Juli 17, 2023

„Lernen basiert auf Widerstand“, denn „Widerstand ist eine Grundkonstante des Menschseins“. Deshalb können Widerstände von Lernenden gegenüber Lernangeboten gut und wichtig sein. Das erläutert mein Kollege Christian Huber im Gespräch mit Claudia Schütze sehr klug und hörenswert in der aktuellen LERNLUST Podcastfolge #38: „Lernwiderstände: Warum Menschen Lernen verweigern – und wieso das in Ordnung sein kann.“

Die Auseinandersetzung mit Lernwiderständen, ihren Facetten, Gründen und dem Umgang mit Ihnen ist unbedingte Notwendigkeit für uns Learning Professionals. Noch nie habe ich das so gut strukturiert und nachvollziehbar zusammengefasst gehört wie bei Christian und Claudia.

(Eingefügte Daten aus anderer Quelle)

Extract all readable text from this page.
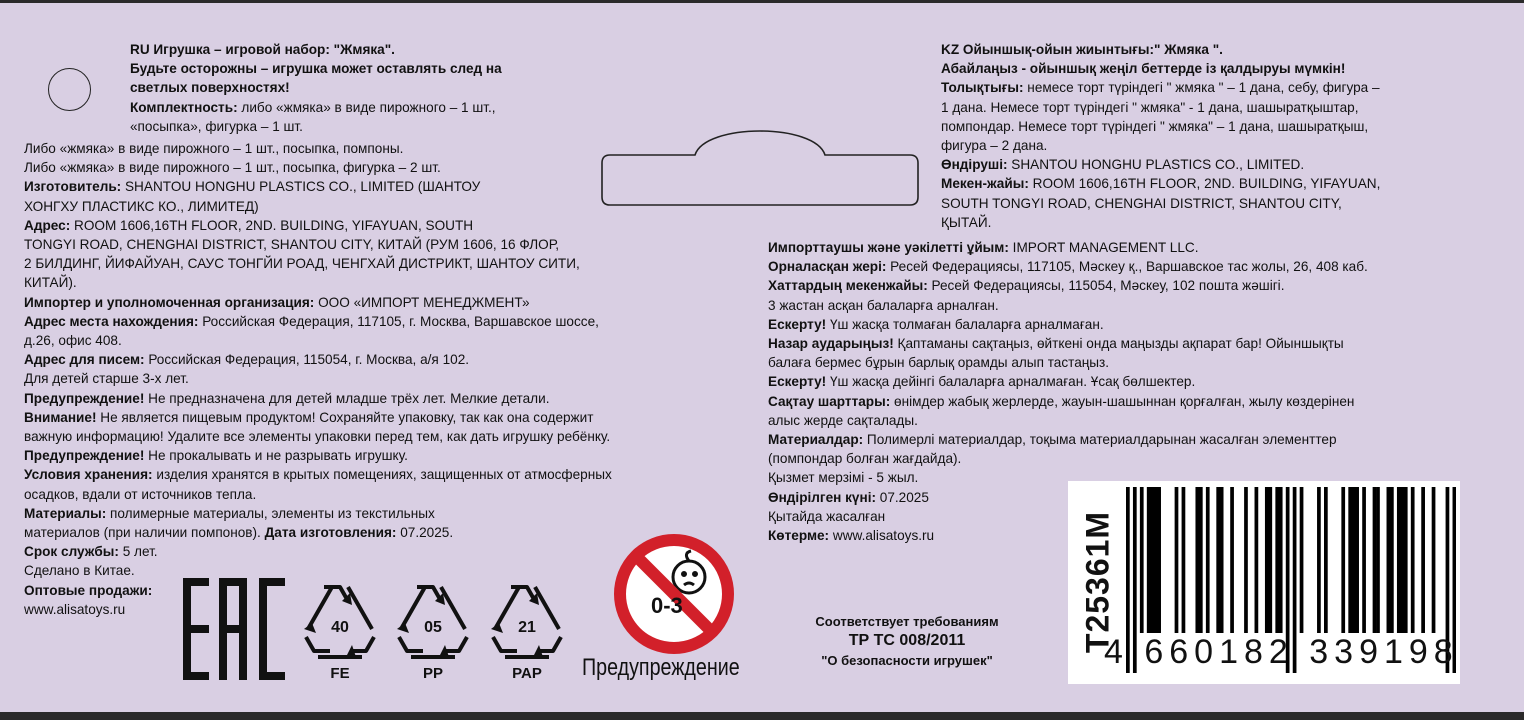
RU Игрушка – игровой набор: "Жмяка".

Будьте осторожны – игрушка может оставлять след на

светлых поверхностях!

Комплектность: либо «жмяка» в виде пирожного – 1 шт.,

«посыпка», фигурка – 1 шт.

Либо «жмяка» в виде пирожного – 1 шт., посыпка, помпоны.

Либо «жмяка» в виде пирожного – 1 шт., посыпка, фигурка – 2 шт.

Изготовитель: SHANTOU HONGHU PLASTICS CO., LIMITED (ШАНТОУ

ХОНГХУ ПЛАСТИКС КО., ЛИМИТЕД)

Адрес: ROOM 1606,16TH FLOOR, 2ND. BUILDING, YIFAYUAN, SOUTH

TONGYI ROAD, CHENGHAI DISTRICT, SHANTOU CITY, КИТАЙ (РУМ 1606, 16 ФЛОР,

2 БИЛДИНГ, ЙИФАЙУАН, САУС ТОНГЙИ РОАД, ЧЕНГХАЙ ДИСТРИКТ, ШАНТОУ СИТИ,

КИТАЙ).

Импортер и уполномоченная организация: ООО «ИМПОРТ МЕНЕДЖМЕНТ»

Адрес места нахождения: Российская Федерация, 117105, г. Москва, Варшавское шоссе,

д.26, офис 408.

Адрес для писем: Российская Федерация, 115054, г. Москва, а/я 102.

Для детей старше 3-х лет.

Предупреждение! Не предназначена для детей младше трёх лет. Мелкие детали.

Внимание! Не является пищевым продуктом! Сохраняйте упаковку, так как она содержит

важную информацию! Удалите все элементы упаковки перед тем, как дать игрушку ребёнку.

Предупреждение! Не прокалывать и не разрывать игрушку.

Условия хранения: изделия хранятся в крытых помещениях, защищенных от атмосферных

осадков, вдали от источников тепла.

Материалы: полимерные материалы, элементы из текстильных

материалов (при наличии помпонов). Дата изготовления: 07.2025.

Срок службы: 5 лет.

Сделано в Китае.

Оптовые продажи:

www.alisatoys.ru

KZ Ойыншық-ойын жиынтығы:" Жмяка ".

Абайлаңыз - ойыншық жеңіл беттерде із қалдыруы мүмкін!

Толықтығы: немесе торт түріндегі " жмяка " – 1 дана, себу, фигура –

1 дана. Немесе торт түріндегі " жмяка" - 1 дана, шашыратқыштар,

помпондар. Немесе торт түріндегі " жмяка" – 1 дана, шашыратқыш,

фигура – 2 дана.

Өндіруші: SHANTOU HONGHU PLASTICS CO., LIMITED.

Мекен-жайы: ROOM 1606,16TH FLOOR, 2ND. BUILDING, YIFAYUAN,

SOUTH TONGYI ROAD, CHENGHAI DISTRICT, SHANTOU CITY,

ҚЫТАЙ.

Импорттаушы және уәкілетті ұйым: IMPORT MANAGEMENT LLC.

Орналасқан жері: Ресей Федерациясы, 117105, Мәскеу қ., Варшавское тас жолы, 26, 408 каб.

Хаттардың мекенжайы: Ресей Федерациясы, 115054, Мәскеу, 102 пошта жәшігі.

3 жастан асқан балаларға арналған.

Ескерту! Үш жасқа толмаған балаларға арналмаған.

Назар аударыңыз! Қаптаманы сақтаңыз, өйткені онда маңызды ақпарат бар! Ойыншықты

балаға бермес бұрын барлық орамды алып тастаңыз.

Ескерту! Үш жасқа дейінгі балаларға арналмаған. Ұсақ бөлшектер.

Сақтау шарттары: өнімдер жабық жерлерде, жауын-шашыннан қорғалған, жылу көздерінен

алыс жерде сақталады.

Материалдар: Полимерлі материалдар, тоқыма материалдарынан жасалған элементтер

(помпондар болған жағдайда).

Қызмет мерзімі - 5 жыл.

Өндірілген күні: 07.2025

Қытайда жасалған

Көтерме: www.alisatoys.ru

40
FE
05
PP
21
PAP
0-3
Предупреждение
Соответствует требованиям
ТР ТС 008/2011
"О безопасности игрушек"
T25361M
4 660182 339198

Christian steigt ein, indem er drei erkennbare Auswirkungen von Lernwiderständen beschreibt:

  1. Menschen nehmen nicht an Weiterbildungen teil, indem sie ganz einfach nicht anwesend sind.
  2. Lernende scheitern beim Lernen, weil sie auf individuelle Barrieren stoßen (die Art des Lernens passt für sie z. B. nicht).
  3. Lernenden zeigen widerständiges Verhalten in konkreten Lehr-/Lernsettings (z. B. Augenrollen, demonstratives Unaufmerksam-Sein, den Raum verlassen … oder die Klassiker: Die Ausdehnung der Kaffeepause oder die aufgeklappten Laptops oder die Beschäftigung mit dem Handy).

Aufbauend auf Daniela Holzers als Open Access verfügbarem Buch „Weiterbildungswiderstand. Eine kritische Theorie der Verweigerung“ und den von Peter Faulstich und Petra Grell beschriebenen Gründen für Lernhemmnisse und Lernschranken legen Christian und Claudia dar, warum diese Widerstände zum Lernprozess dazugehören können.

Überzeugend finde ich die schon eingangs erwähnte Aussage, dass Widerstand eine wertvolle Essenz von Lernprozessen ist und eine kritische Auseinandersetzung mit einem Thema hervorrufen kann (bei mir selbst beobachte ich das seit einiger Zeit beim Thema „Künstliche Intelligenz“, zu dem ich bei mir selbst großen Widerstand verspüre und eine dementsprechend für mich passende Art des Zugangs wähle). Solche Widerstände beinhalten auch kritisches Prüfen, was aus dem Lernangebot für den Arbeitsalltag der Lernenden wirklich passend und relevant ist.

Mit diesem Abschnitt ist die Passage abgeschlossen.